Canadian Minority Writers and Worldwide Literature in English(es)
Author : Milan V. Dimić
Keywords : acculturation, appropriation, Canadian literatures, Creoles, English, ethnic writing, French, international languages, minority literature, Pidgin, postcolonial literatures, standard language, world literature in English, world literature in French
DOI :
My paper explores the uses of non-standard English and “contaminated” English in the poetry and fiction of Canadian “ethnic” writers, including those of Chinese and Japanese origin.

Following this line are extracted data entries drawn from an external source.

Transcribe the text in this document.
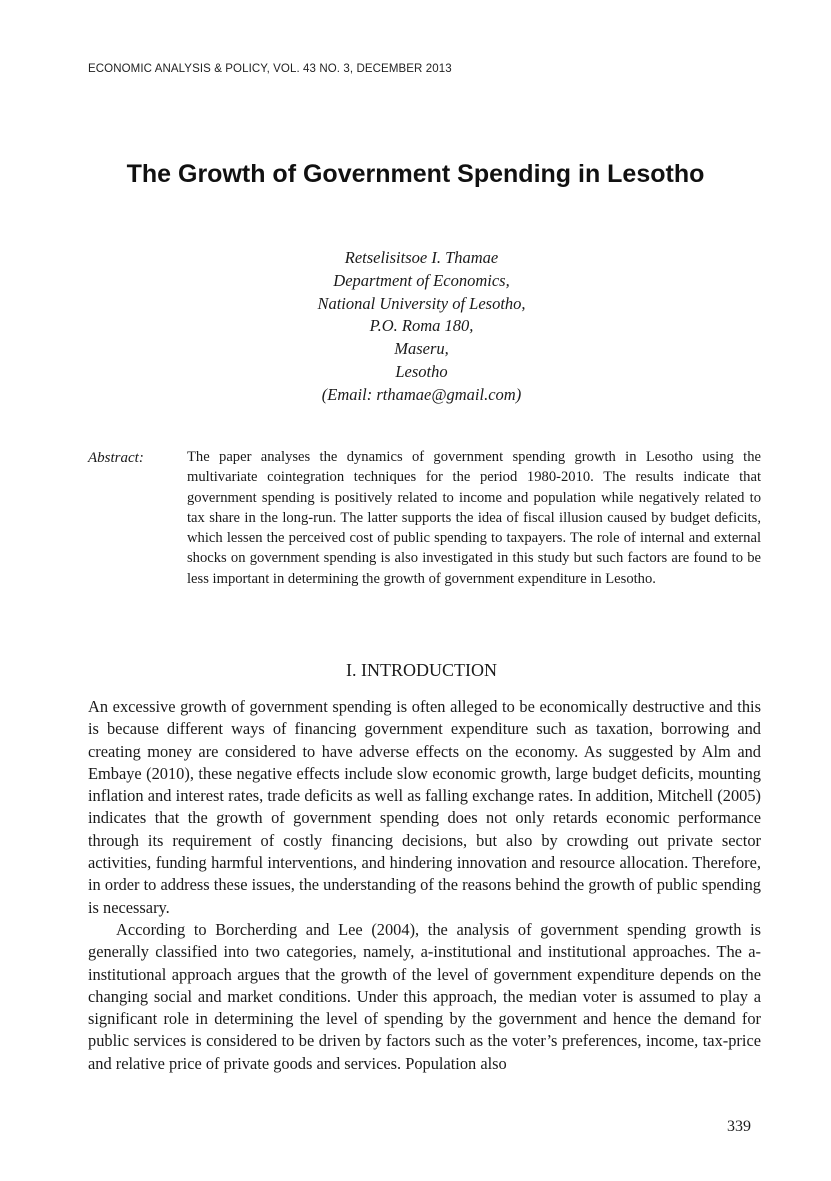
ECONOMIC ANALYSIS & POLICY, VOL. 43 NO. 3, DECEMBER 2013
The Growth of Government Spending in Lesotho
Retselisitsoe I. Thamae
Department of Economics,
National University of Lesotho,
P.O. Roma 180,
Maseru,
Lesotho
(Email: rthamae@gmail.com)
Abstract:	The paper analyses the dynamics of government spending growth in Lesotho using the multivariate cointegration techniques for the period 1980-2010. The results indicate that government spending is positively related to income and population while negatively related to tax share in the long-run. The latter supports the idea of fiscal illusion caused by budget deficits, which lessen the perceived cost of public spending to taxpayers. The role of internal and external shocks on government spending is also investigated in this study but such factors are found to be less important in determining the growth of government expenditure in Lesotho.
I. INTRODUCTION

An excessive growth of government spending is often alleged to be economically destructive and this is because different ways of financing government expenditure such as taxation, borrowing and creating money are considered to have adverse effects on the economy. As suggested by Alm and Embaye (2010), these negative effects include slow economic growth, large budget deficits, mounting inflation and interest rates, trade deficits as well as falling exchange rates. In addition, Mitchell (2005) indicates that the growth of government spending does not only retards economic performance through its requirement of costly financing decisions, but also by crowding out private sector activities, funding harmful interventions, and hindering innovation and resource allocation. Therefore, in order to address these issues, the understanding of the reasons behind the growth of public spending is necessary.

According to Borcherding and Lee (2004), the analysis of government spending growth is generally classified into two categories, namely, a-institutional and institutional approaches. The a-institutional approach argues that the growth of the level of government expenditure depends on the changing social and market conditions. Under this approach, the median voter is assumed to play a significant role in determining the level of spending by the government and hence the demand for public services is considered to be driven by factors such as the voter’s preferences, income, tax-price and relative price of private goods and services. Population also

339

I am concentrating on a limited number of typical cases to demonstrate how writers increasingly use, in addition to standard Canadian English, dialects and ideolects which are influenced by the languages of their respective ethnic groups, Jewish, German, Ukrainian, Italian, Chinese, etc.), and even of other ethnic minorities.
This is, of course, a phenomenon also known in French-Canadian writing and writing in English by the North American natives; both groups are usually, for political reasons, not classified as “ethnic minorities.” It is also apparent in writings by Latino or Chicano writers in the USA. More broadly, this phenomenon has been encountered and investigated in many of the studies of the uses of English and French around the world: in the Muslim Maghreb and in previous sub-Saharan colonies, for example; in the Carribean; in South and Southeast Asia, for example Singapore.